[Date Prev][Date Next][Thread Prev][Thread Next][Date Index][Thread Index]
Re: [Qemu-devel] [PATCH] rdma: Fix cleanup in error paths
From: |
Juan Quintela |
Subject: |
Re: [Qemu-devel] [PATCH] rdma: Fix cleanup in error paths |
Date: |
Wed, 25 Mar 2015 12:20:09 +0100 |
User-agent: |
Gnus/5.13 (Gnus v5.13) Emacs/24.4 (gnu/linux) |
Padmanabh Ratnakar <address@hidden> wrote:
> As part of commit e325b49a320b493cc5d69e263751ff716dc458fe,
> order in which resources are destroyed was changed for fixing
> a seg fault. Due to this change, CQ will never get destroyed as
> CQ should be destroyed after QP destruction. Seg fault is caused
> improper cleanup when connection fails. Fixing cleanup after
> connection failure and order in which resources are destroyed
> in qemu_rdma_cleanup() routine.
>
> Signed-off-by: Meghana Cheripady <address@hidden>
> Signed-off-by: Padmanabh Ratnakar <address@hidden>
> ---
> migration/rdma.c | 22 ++++++++--------------
> 1 files changed, 8 insertions(+), 14 deletions(-)
>
> diff --git a/migration/rdma.c b/migration/rdma.c
> index e6c3a67..77e3444 100644
> --- a/migration/rdma.c
> +++ b/migration/rdma.c
> @@ -2194,6 +2194,10 @@ static void qemu_rdma_cleanup(RDMAContext *rdma)
> }
> }
>
> + if (rdma->qp) {
> + rdma_destroy_qp(rdma->cm_id);
> + rdma->qp = NULL;
> + }
Agreed with this change.
> if (rdma->cq) {
> ibv_destroy_cq(rdma->cq);
> rdma->cq = NULL;
> @@ -2206,18 +2210,14 @@ static void qemu_rdma_cleanup(RDMAContext *rdma)

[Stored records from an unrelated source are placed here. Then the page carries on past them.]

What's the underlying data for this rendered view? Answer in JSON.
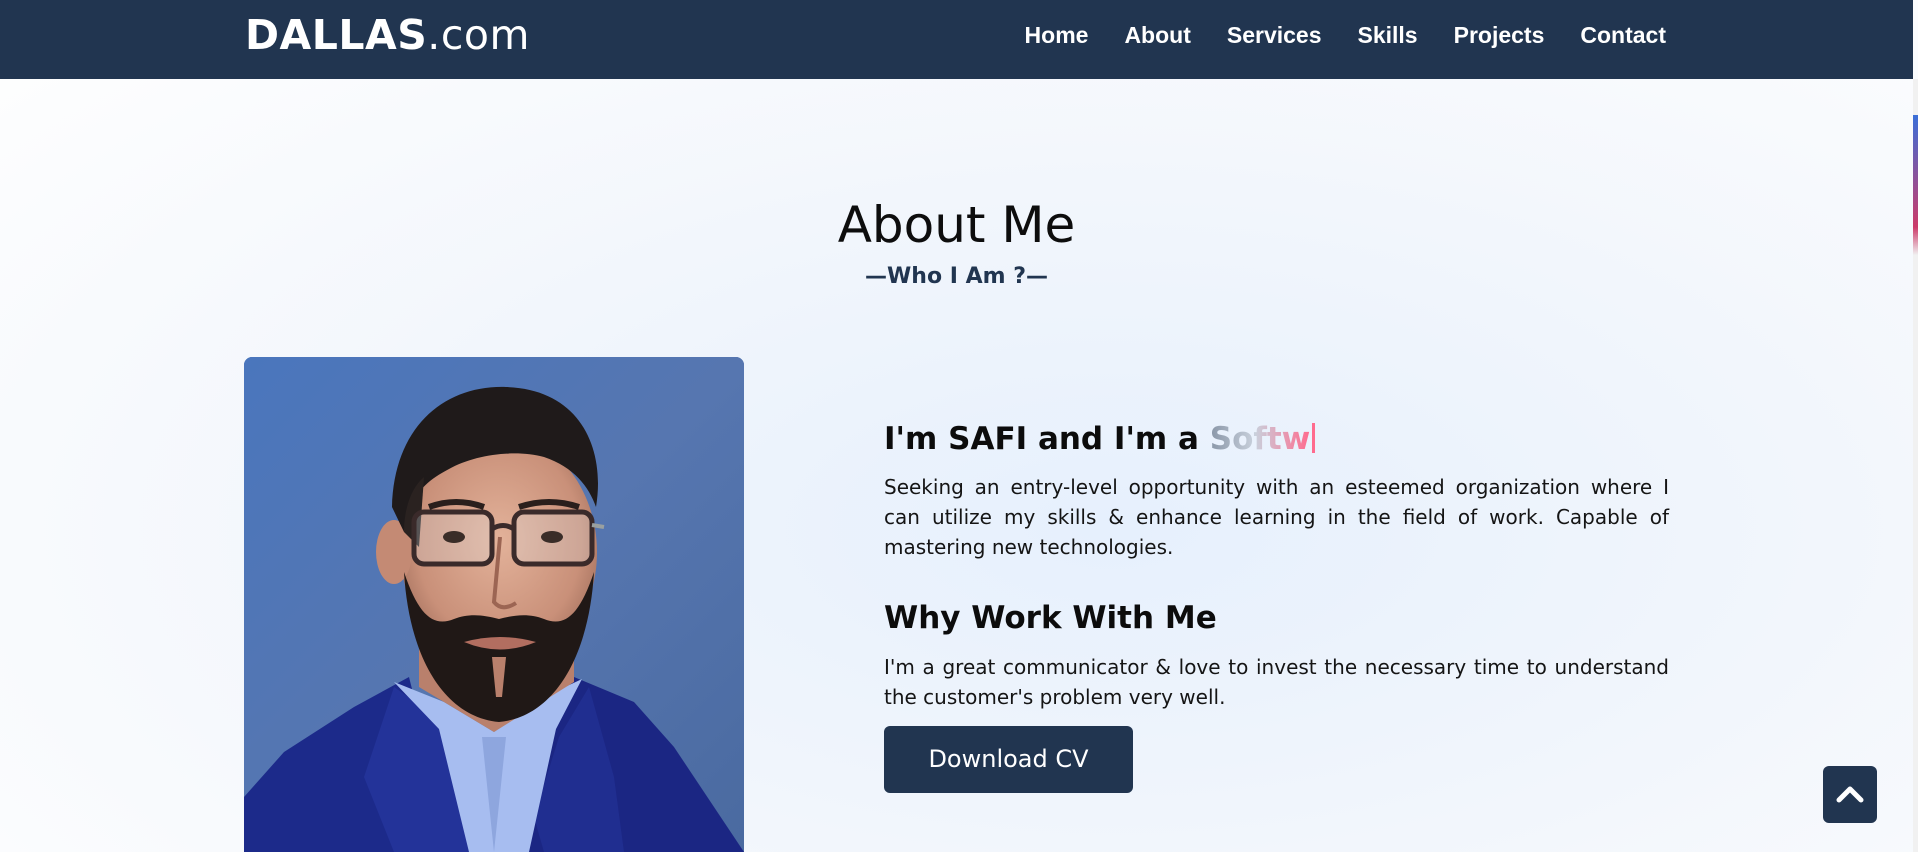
{
  "header": {
    "brand_name": "DALLAS",
    "brand_tld": ".com",
    "nav": [
      "Home",
      "About",
      "Services",
      "Skills",
      "Projects",
      "Contact"
    ]
  },
  "about": {
    "title": "About Me",
    "subtitle": "Who I Am ?",
    "intro_prefix": "I'm SAFI and I'm a ",
    "typed_text": "Softw",
    "description": "Seeking an entry-level opportunity with an esteemed organization where I can utilize my skills & enhance learning in the field of work. Capable of mastering new technologies.",
    "why_heading": "Why Work With Me",
    "why_text": "I'm a great communicator & love to invest the necessary time to understand the customer's problem very well.",
    "cv_button": "Download CV"
  },
  "colors": {
    "navbar": "#213550",
    "accent": "#213550",
    "typed_gradient_end": "#ff6b8e"
  },
  "icons": {
    "back_to_top": "chevron-up-icon"
  }
}
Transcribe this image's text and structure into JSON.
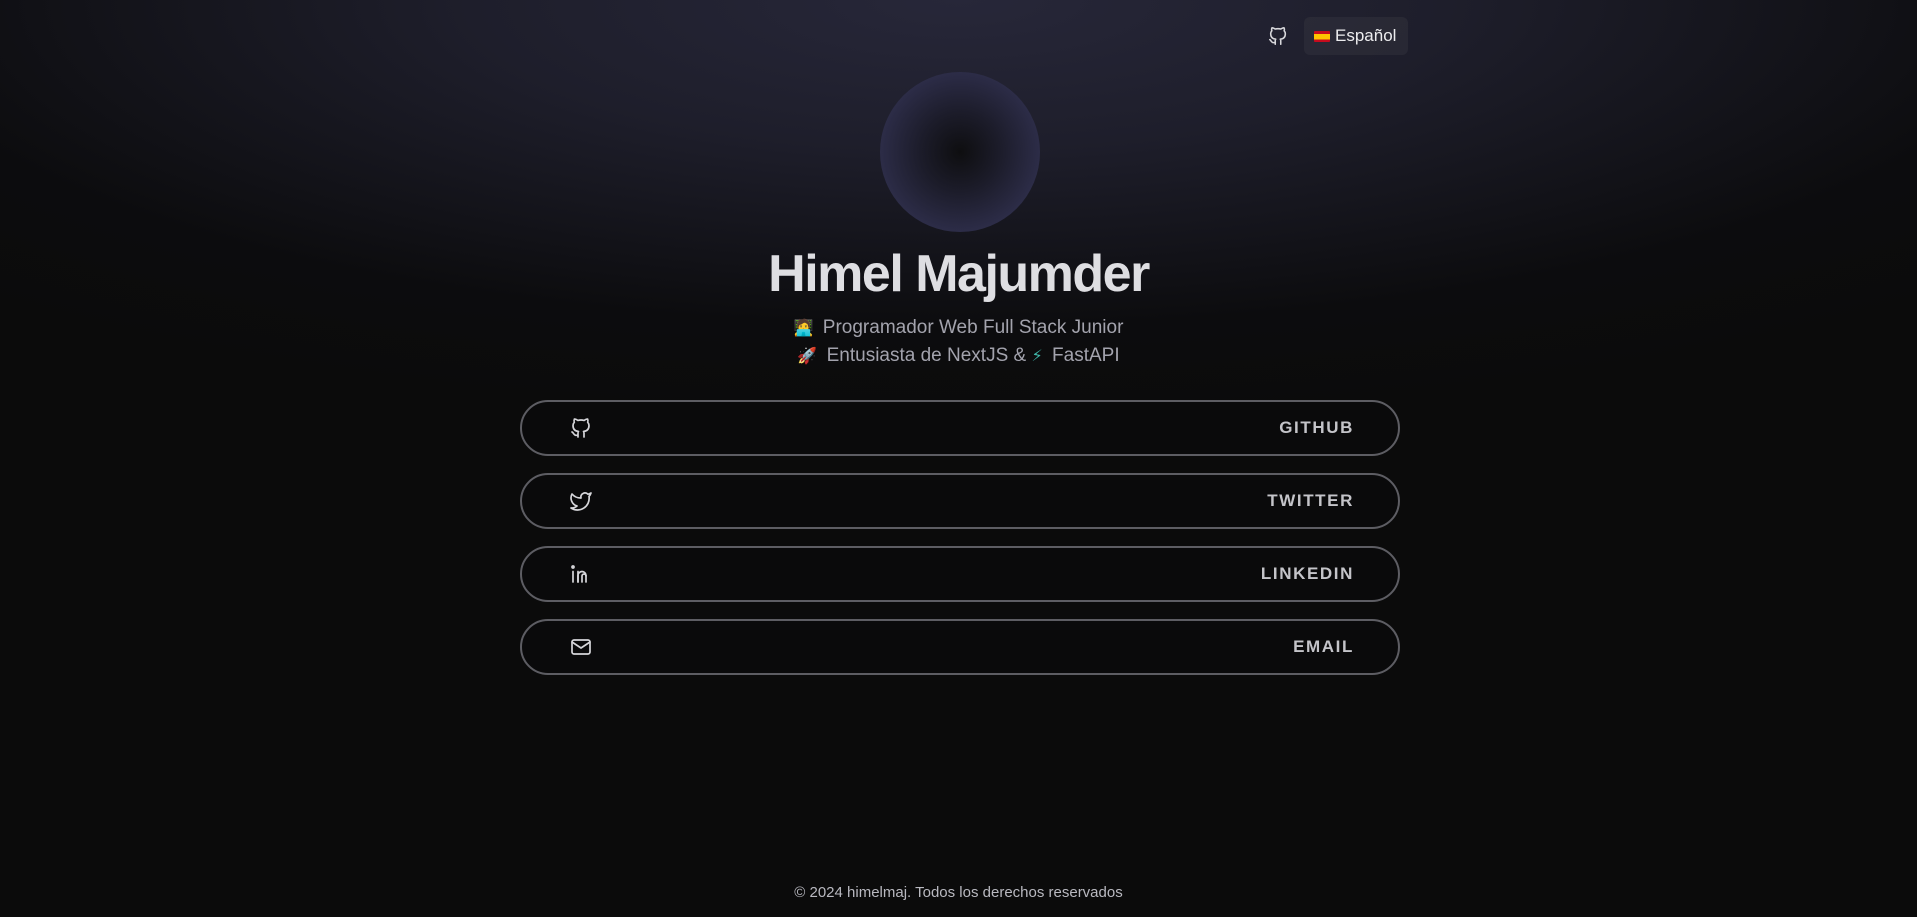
{
  "header": {
    "github_icon": "github-icon",
    "language": {
      "flag": "spain-flag",
      "label": "Español"
    }
  },
  "profile": {
    "name": "Himel Majumder",
    "taglines": [
      {
        "emoji": "🧑‍💻",
        "text": "Programador Web Full Stack Junior"
      },
      {
        "emoji": "🚀",
        "text": "Entusiasta de NextJS &"
      },
      {
        "emoji": "⚡",
        "text": "FastAPI"
      }
    ]
  },
  "links": [
    {
      "icon": "github-icon",
      "label": "GITHUB"
    },
    {
      "icon": "twitter-icon",
      "label": "TWITTER"
    },
    {
      "icon": "linkedin-icon",
      "label": "LINKEDIN"
    },
    {
      "icon": "mail-icon",
      "label": "EMAIL"
    }
  ],
  "footer": {
    "text": "© 2024 himelmaj. Todos los derechos reservados"
  },
  "colors": {
    "background": "#0b0b0b",
    "border": "#5d5d63",
    "name": "#dedee2"
  }
}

> ibv_dealloc_pd(rdma->pd);
> rdma->pd = NULL;
> }
> - if (rdma->listen_id) {
> - rdma_destroy_id(rdma->listen_id);
> - rdma->listen_id = NULL;
> - }
I am not sure about this one. We have (receiving side)
create listen_id
cm_id = rdma_accept(listen_id)
So, it looks better to do the cleanup in the other order, but notice
that with current code, I think this don't matter (i.e. we can't call
qemu_rdma_cleanup() from other place that accept).
> if (rdma->cm_id) {
> - if (rdma->qp) {
> - rdma_destroy_qp(rdma->cm_id);
> - rdma->qp = NULL;
> - }
This is the "companion" of the 1st chunk, and I agree with the c"
> rdma_destroy_id(rdma->cm_id);
> rdma->cm_id = NULL;
> }
> + if (rdma->listen_id) {
> + rdma_destroy_id(rdma->listen_id);
> + rdma->listen_id = NULL;
> + }
Companion of the second chunk that I can't understand why it is moved.
> if (rdma->channel) {
> rdma_destroy_event_channel(rdma->channel);
> rdma->channel = NULL;
> @@ -2309,8 +2309,6 @@ static int qemu_rdma_connect(RDMAContext *rdma, Error
> **errp)
> if (ret) {
> perror("rdma_connect");
> ERROR(errp, "connecting to destination!");
> - rdma_destroy_id(rdma->cm_id);
> - rdma->cm_id = NULL;
> goto err_rdma_source_connect;
> }
This other three are nice, remove code, and make it correct with the
case that qp has to be removed first.
So, should we drop the listen_id part, or there is a reason for it?
Later, Juan.
> @@ -2319,8 +2317,6 @@ static int qemu_rdma_connect(RDMAContext *rdma, Error
> **errp)
> perror("rdma_get_cm_event after rdma_connect");
> ERROR(errp, "connecting to destination!");
> rdma_ack_cm_event(cm_event);
> - rdma_destroy_id(rdma->cm_id);
> - rdma->cm_id = NULL;
> goto err_rdma_source_connect;
> }
>
> @@ -2328,8 +2324,6 @@ static int qemu_rdma_connect(RDMAContext *rdma, Error
> **errp)
> perror("rdma_get_cm_event != EVENT_ESTABLISHED after rdma_connect");
> ERROR(errp, "connecting to destination!");
> rdma_ack_cm_event(cm_event);
> - rdma_destroy_id(rdma->cm_id);
> - rdma->cm_id = NULL;
> goto err_rdma_source_connect;
> }
> rdma->connected = true;